All About Myrcene

We’re sure you’re aware of that iconic skunky aroma that we all link to cannabis. In an earlier article, we talked about how terpenes are responsible for the plant’s distinct aroma and taste. They are also shown to have an impact on the experience you get from consuming cannabis as well as contributing to some of the plant’s healing properties. While there are hundreds of cannabis terpenes, myrcene is of the most common ones. 

What Exactly is Myrcene? 

Myrcene is among the most prevalent terpenes present in cannabis. The terpene is so prevalent that it can be found in roughly 40% of strains. Whether the strain is sativa, indica, or hybrid makes little difference; all three have been shown to have elevated amounts of it. Myrcene is also required for the formation of other cannabis terpenes, such as linalool and geraniol.

Aside from cannabis, myrcene can be found in hops and is responsible for the peppery, spicy, balsam aroma of beer. It’s also found in lemongrass, mangos, and basil

Myrcene and The Mango Theory

An intriguing aspect of myrcene is the “Mango Theory” this is the idea of eating mangos prior to consumption to not only speed up the effects but also optimize the experience. Experts indicate that this assertion is correct and there is science that supports these claims. Myrcene (which is also found in mangos) has been demonstrated to raise the CB1 receptor’s peak saturation level, resulting in a more intoxicating effect. 

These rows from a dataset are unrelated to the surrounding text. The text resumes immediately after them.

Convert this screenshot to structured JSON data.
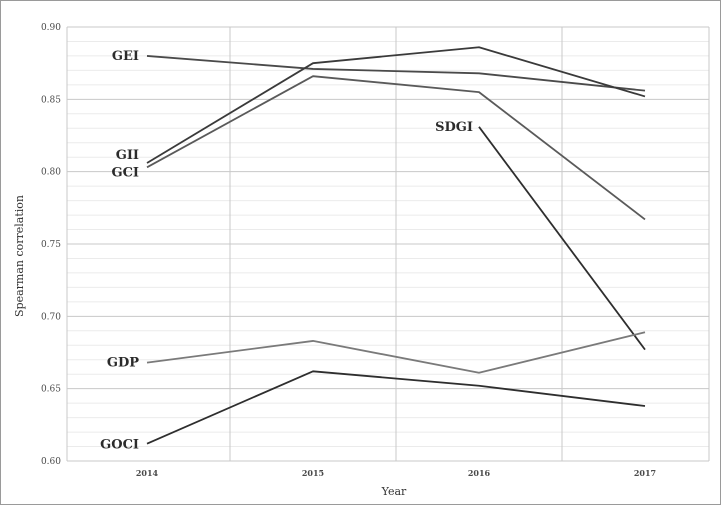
{
  "chart_data": {
    "type": "line",
    "title": "",
    "xlabel": "Year",
    "ylabel": "Spearman correlation",
    "x": [
      2014,
      2015,
      2016,
      2017
    ],
    "x_tick_labels": [
      "2014",
      "2015",
      "2016",
      "2017"
    ],
    "ylim": [
      0.6,
      0.9
    ],
    "y_ticks": [
      0.6,
      0.65,
      0.7,
      0.75,
      0.8,
      0.85,
      0.9
    ],
    "y_tick_labels": [
      "0.60",
      "0.65",
      "0.70",
      "0.75",
      "0.80",
      "0.85",
      "0.90"
    ],
    "grid": true,
    "legend": "none",
    "series": [
      {
        "name": "GEI",
        "values": [
          0.88,
          0.871,
          0.868,
          0.856
        ],
        "color": "#4a4a4a"
      },
      {
        "name": "GII",
        "values": [
          0.806,
          0.875,
          0.886,
          0.852
        ],
        "color": "#3a3a3a"
      },
      {
        "name": "GCI",
        "values": [
          0.803,
          0.866,
          0.855,
          0.767
        ],
        "color": "#5a5a5a"
      },
      {
        "name": "SDGI",
        "values": [
          null,
          null,
          0.831,
          0.677
        ],
        "color": "#2e2e2e"
      },
      {
        "name": "GDP",
        "values": [
          0.668,
          0.683,
          0.661,
          0.689
        ],
        "color": "#7a7a7a"
      },
      {
        "name": "GOCI",
        "values": [
          0.612,
          0.662,
          0.652,
          0.638
        ],
        "color": "#2e2e2e"
      }
    ]
  }
}
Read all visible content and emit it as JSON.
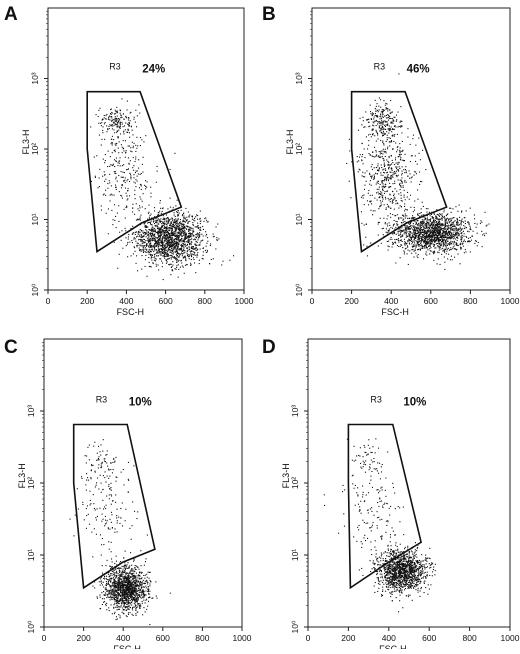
{
  "chart_data": [
    {
      "type": "scatter",
      "panel_label": "A",
      "gate_label": "R3",
      "gate_percent": "24%",
      "xlabel": "FSC-H",
      "ylabel": "FL3-H",
      "xlim": [
        0,
        1000
      ],
      "ylim_log10": [
        0,
        4
      ],
      "y_scale": "log",
      "x_ticks": [
        "0",
        "200",
        "400",
        "600",
        "800",
        "1000"
      ],
      "y_ticks": [
        "10⁰",
        "10¹",
        "10²",
        "10³"
      ],
      "gate_polygon": [
        [
          200,
          650
        ],
        [
          470,
          650
        ],
        [
          680,
          15
        ],
        [
          480,
          9
        ],
        [
          250,
          3.5
        ],
        [
          200,
          100
        ]
      ],
      "populations": [
        {
          "name": "main",
          "cx": 620,
          "cy": 5.5,
          "sx": 90,
          "sy": 0.18,
          "n": 1600
        },
        {
          "name": "gate-upper",
          "cx": 350,
          "cy": 250,
          "sx": 45,
          "sy": 0.12,
          "n": 160
        },
        {
          "name": "gate-spread",
          "cx": 380,
          "cy": 50,
          "sx": 70,
          "sy": 0.35,
          "n": 260
        }
      ]
    },
    {
      "type": "scatter",
      "panel_label": "B",
      "gate_label": "R3",
      "gate_percent": "46%",
      "xlabel": "FSC-H",
      "ylabel": "FL3-H",
      "xlim": [
        0,
        1000
      ],
      "ylim_log10": [
        0,
        4
      ],
      "y_scale": "log",
      "x_ticks": [
        "0",
        "200",
        "400",
        "600",
        "800",
        "1000"
      ],
      "y_ticks": [
        "10⁰",
        "10¹",
        "10²",
        "10³"
      ],
      "gate_polygon": [
        [
          200,
          650
        ],
        [
          470,
          650
        ],
        [
          680,
          15
        ],
        [
          480,
          9
        ],
        [
          250,
          3.5
        ],
        [
          200,
          100
        ]
      ],
      "populations": [
        {
          "name": "main",
          "cx": 600,
          "cy": 6.5,
          "sx": 100,
          "sy": 0.14,
          "n": 1500
        },
        {
          "name": "gate-upper",
          "cx": 350,
          "cy": 250,
          "sx": 45,
          "sy": 0.12,
          "n": 220
        },
        {
          "name": "gate-spread",
          "cx": 380,
          "cy": 45,
          "sx": 75,
          "sy": 0.35,
          "n": 520
        }
      ]
    },
    {
      "type": "scatter",
      "panel_label": "C",
      "gate_label": "R3",
      "gate_percent": "10%",
      "xlabel": "FSC-H",
      "ylabel": "FL3-H",
      "xlim": [
        0,
        1000
      ],
      "ylim_log10": [
        0,
        4
      ],
      "y_scale": "log",
      "x_ticks": [
        "0",
        "200",
        "400",
        "600",
        "800",
        "1000"
      ],
      "y_ticks": [
        "10⁰",
        "10¹",
        "10²",
        "10³"
      ],
      "gate_polygon": [
        [
          150,
          650
        ],
        [
          420,
          650
        ],
        [
          560,
          12
        ],
        [
          400,
          8
        ],
        [
          200,
          3.5
        ],
        [
          150,
          100
        ]
      ],
      "populations": [
        {
          "name": "main",
          "cx": 410,
          "cy": 3.5,
          "sx": 55,
          "sy": 0.16,
          "n": 1300
        },
        {
          "name": "gate-upper",
          "cx": 290,
          "cy": 200,
          "sx": 50,
          "sy": 0.15,
          "n": 60
        },
        {
          "name": "gate-spread",
          "cx": 320,
          "cy": 40,
          "sx": 70,
          "sy": 0.35,
          "n": 150
        }
      ]
    },
    {
      "type": "scatter",
      "panel_label": "D",
      "gate_label": "R3",
      "gate_percent": "10%",
      "xlabel": "FSC-H",
      "ylabel": "FL3-H",
      "xlim": [
        0,
        1000
      ],
      "ylim_log10": [
        0,
        4
      ],
      "y_scale": "log",
      "x_ticks": [
        "0",
        "200",
        "400",
        "600",
        "800",
        "1000"
      ],
      "y_ticks": [
        "10⁰",
        "10¹",
        "10²",
        "10³"
      ],
      "gate_polygon": [
        [
          200,
          650
        ],
        [
          420,
          650
        ],
        [
          560,
          15
        ],
        [
          400,
          8
        ],
        [
          210,
          3.5
        ],
        [
          200,
          100
        ]
      ],
      "populations": [
        {
          "name": "main",
          "cx": 460,
          "cy": 6.0,
          "sx": 60,
          "sy": 0.15,
          "n": 1300
        },
        {
          "name": "gate-upper",
          "cx": 300,
          "cy": 220,
          "sx": 50,
          "sy": 0.15,
          "n": 55
        },
        {
          "name": "gate-spread",
          "cx": 330,
          "cy": 40,
          "sx": 70,
          "sy": 0.35,
          "n": 140
        }
      ]
    }
  ]
}
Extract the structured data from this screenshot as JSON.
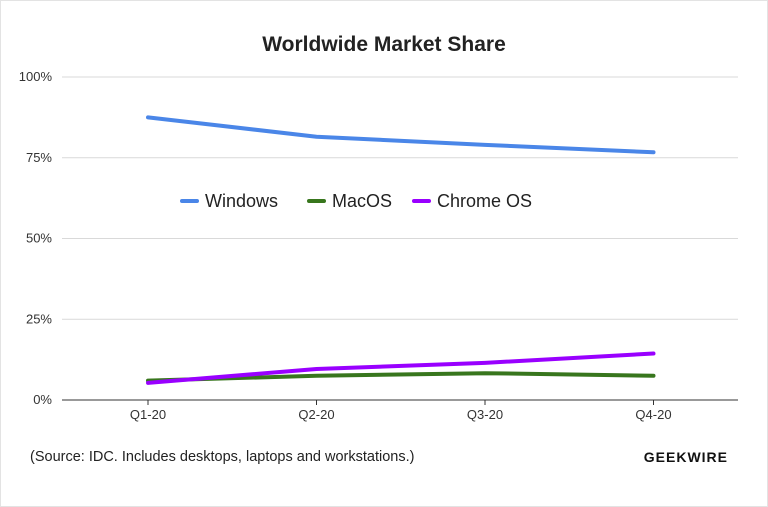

Most people will feel more intense effects if they eat a fresh mango 45 minutes before consuming cannabis. For the best results, eat the mangos fresh from the fruit rather than just drinking the juice.

How Does Myrcene Work? 

Myrcene functions by engaging with the endocannabinoid system of the body. This system controls various bodily processes, including the management of inflammation and pain. It has been demonstrated that myrcene increases the endocannabinoid system’s activity, which may have some positive health effects. Some of the possible health benefits of this terpene are:

  • Myrcene for sleep 

Herbal remedies that contain myrcene have a rich history of being used in traditional medicine as a sleep-promoting component. Tea with lemongrass and a high myrcene content has been utilized in Mexico as a muscle relaxant and sedative. Germans frequently use myrcene-rich hops products as a sedative. Outside of its uses traditionally, scientific evidence has been able to prove its sedative properties as well. 

  • Myrcene for pain and inflammation

Due to the claims of myrcene’s pain-relieving effects, Brazilian folk medicine has used lemongrass tea with high myrcene content. In 1990, Brazilian researchers made the first known claim that myrcene lessens pain. It has been contended that myrcene reduces pain by elevating the brain’s and spinal cord’s natural opioid chemicals. Just as with most claims with cannabis, much more research is needed to establish whether myrcene has legitimate pain-relieving and anti-inflammatory properties. 

Final Word

Myrcene might be the solution if you’re looking for an organic way to reduce pain or inflammation. It has been demonstrated that myrcene has analgesic properties, which means it can aid in reducing or eliminating pain. Myrcene may also aid in promoting sleep. Fortunately, it is safe and simple to utilize, making it a fantastic choice for those seeking an alternative to conventional medications. However, we always suggest you consult your care provider to ensure it’s a good option for you!